Country Heather - Yankee Candle

Dawno na blogu nie było wpisu o zapachu niedostępnym w Polsce (póki co), więc pomyślałem sobie, że dzisiaj zrecenzuję dla Was mój ostatni zakup, który doskonale wpisuje się w panującą aurę, a może lepiej zabrzmi: w obecny stan flory. :)
Dziś będzie krótko i zwięźle o wrzosach od Yankee Candle, czyli Country Heather!

Na wstępie chciałbym zaznaczyć, że recenzja opiera się na moich odczuciach na sucho. Nie odpaliłem tej świecy, gdyż ma ona dla mnie wartość kolekcjonerską. :)


Zanim kupiłem Country Heather, poczytałem liczne wypowiedzi na forach i nie ukrywam, że byłem nieco zaniepokojony. Opisywany był jako ostry, gryzący, mydlany, ziołowy - generalnie nieprzyjemny zapach. Skusiłem się, ponieważ cena była bardzo przystępna. Raz się żyje! 
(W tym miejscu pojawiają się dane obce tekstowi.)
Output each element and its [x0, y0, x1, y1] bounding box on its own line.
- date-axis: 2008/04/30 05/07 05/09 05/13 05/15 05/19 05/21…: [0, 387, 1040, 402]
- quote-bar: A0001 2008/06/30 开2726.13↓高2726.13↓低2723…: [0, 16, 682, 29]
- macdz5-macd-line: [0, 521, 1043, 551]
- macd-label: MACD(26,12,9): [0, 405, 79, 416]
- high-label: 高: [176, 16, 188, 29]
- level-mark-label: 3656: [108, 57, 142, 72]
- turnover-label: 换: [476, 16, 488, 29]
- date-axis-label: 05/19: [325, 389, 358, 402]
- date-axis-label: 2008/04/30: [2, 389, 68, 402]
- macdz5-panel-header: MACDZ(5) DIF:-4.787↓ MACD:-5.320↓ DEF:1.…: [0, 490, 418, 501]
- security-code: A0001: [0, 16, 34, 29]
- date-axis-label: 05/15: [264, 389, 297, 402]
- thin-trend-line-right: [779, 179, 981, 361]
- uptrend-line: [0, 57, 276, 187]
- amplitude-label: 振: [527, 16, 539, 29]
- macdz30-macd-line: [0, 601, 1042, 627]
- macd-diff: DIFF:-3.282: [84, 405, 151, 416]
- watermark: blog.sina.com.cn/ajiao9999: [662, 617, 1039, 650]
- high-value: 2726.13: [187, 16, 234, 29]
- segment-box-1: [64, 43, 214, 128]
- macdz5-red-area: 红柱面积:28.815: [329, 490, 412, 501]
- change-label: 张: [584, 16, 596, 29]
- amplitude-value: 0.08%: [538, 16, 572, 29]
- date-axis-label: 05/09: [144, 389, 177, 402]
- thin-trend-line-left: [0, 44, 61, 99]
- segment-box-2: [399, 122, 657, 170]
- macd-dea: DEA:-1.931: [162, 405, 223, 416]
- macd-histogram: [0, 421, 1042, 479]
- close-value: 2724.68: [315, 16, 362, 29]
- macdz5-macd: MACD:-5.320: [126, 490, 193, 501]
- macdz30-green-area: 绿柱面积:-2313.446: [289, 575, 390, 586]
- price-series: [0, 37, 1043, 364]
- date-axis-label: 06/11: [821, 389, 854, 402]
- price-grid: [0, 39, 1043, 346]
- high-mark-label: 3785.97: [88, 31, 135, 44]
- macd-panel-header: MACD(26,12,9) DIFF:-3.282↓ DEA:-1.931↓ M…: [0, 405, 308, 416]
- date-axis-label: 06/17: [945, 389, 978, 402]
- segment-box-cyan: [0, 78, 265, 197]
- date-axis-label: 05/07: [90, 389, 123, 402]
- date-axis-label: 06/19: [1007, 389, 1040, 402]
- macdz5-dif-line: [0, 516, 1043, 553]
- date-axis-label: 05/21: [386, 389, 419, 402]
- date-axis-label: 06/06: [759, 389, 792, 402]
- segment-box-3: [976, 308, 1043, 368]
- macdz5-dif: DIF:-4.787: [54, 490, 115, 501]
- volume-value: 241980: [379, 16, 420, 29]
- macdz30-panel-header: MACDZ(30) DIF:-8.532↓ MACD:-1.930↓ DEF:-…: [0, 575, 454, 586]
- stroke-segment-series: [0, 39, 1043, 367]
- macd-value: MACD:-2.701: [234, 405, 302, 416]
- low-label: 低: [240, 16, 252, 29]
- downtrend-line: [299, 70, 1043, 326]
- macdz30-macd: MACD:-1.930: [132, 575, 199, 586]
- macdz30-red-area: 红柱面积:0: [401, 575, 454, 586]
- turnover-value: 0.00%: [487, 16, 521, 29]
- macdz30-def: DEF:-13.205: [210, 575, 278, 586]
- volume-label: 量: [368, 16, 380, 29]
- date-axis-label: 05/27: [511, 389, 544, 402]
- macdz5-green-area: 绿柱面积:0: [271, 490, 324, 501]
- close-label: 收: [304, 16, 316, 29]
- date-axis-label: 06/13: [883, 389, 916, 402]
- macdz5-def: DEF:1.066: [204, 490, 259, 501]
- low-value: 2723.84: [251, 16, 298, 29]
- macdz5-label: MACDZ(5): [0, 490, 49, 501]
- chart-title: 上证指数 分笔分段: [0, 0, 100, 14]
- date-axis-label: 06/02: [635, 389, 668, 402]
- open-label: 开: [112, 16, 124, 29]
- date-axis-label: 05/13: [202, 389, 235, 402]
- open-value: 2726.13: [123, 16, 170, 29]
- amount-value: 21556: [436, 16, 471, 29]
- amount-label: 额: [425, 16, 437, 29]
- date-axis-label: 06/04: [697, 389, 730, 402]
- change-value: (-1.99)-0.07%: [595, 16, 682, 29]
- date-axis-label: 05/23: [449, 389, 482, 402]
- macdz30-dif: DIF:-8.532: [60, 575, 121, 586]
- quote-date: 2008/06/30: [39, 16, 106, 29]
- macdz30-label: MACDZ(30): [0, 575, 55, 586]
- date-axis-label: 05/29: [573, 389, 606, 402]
Zastanawiałem się jak w ogóle pachnie wrzos? Czy w ogóle pachnie? Aż zszedłem do ogródka, nachylam się i nic. Nic, a nic! Dopiero jak potrze się kwiat można doszukać się na dłoni trawiastego aromatu. 
Moich obaw nie rozwiewało również wspomnienie zapachu o tej samej nazwie z Kringle Candle, a zapamiętałem go jako bardzo duszący, wręcz nie do wytrzymania - a miałem zaledwie tealight!


Miałem wiele dni na przemyślenia dotyczące tego zapachu. Unboxing z pierwszymi wrażeniami mogliście zobaczyć na moim InstaStories. Pamiętam, że nie byłem zachwycony. Zapach był lekko mówiąc niezbyt przyjemny niczym stare mieszkanie.
Jednak pierwsze wrażenie było bardzo mylne. Świeca była zimna, a opary olejków skumulowały się pod pokrywką, co dało taki efekt. 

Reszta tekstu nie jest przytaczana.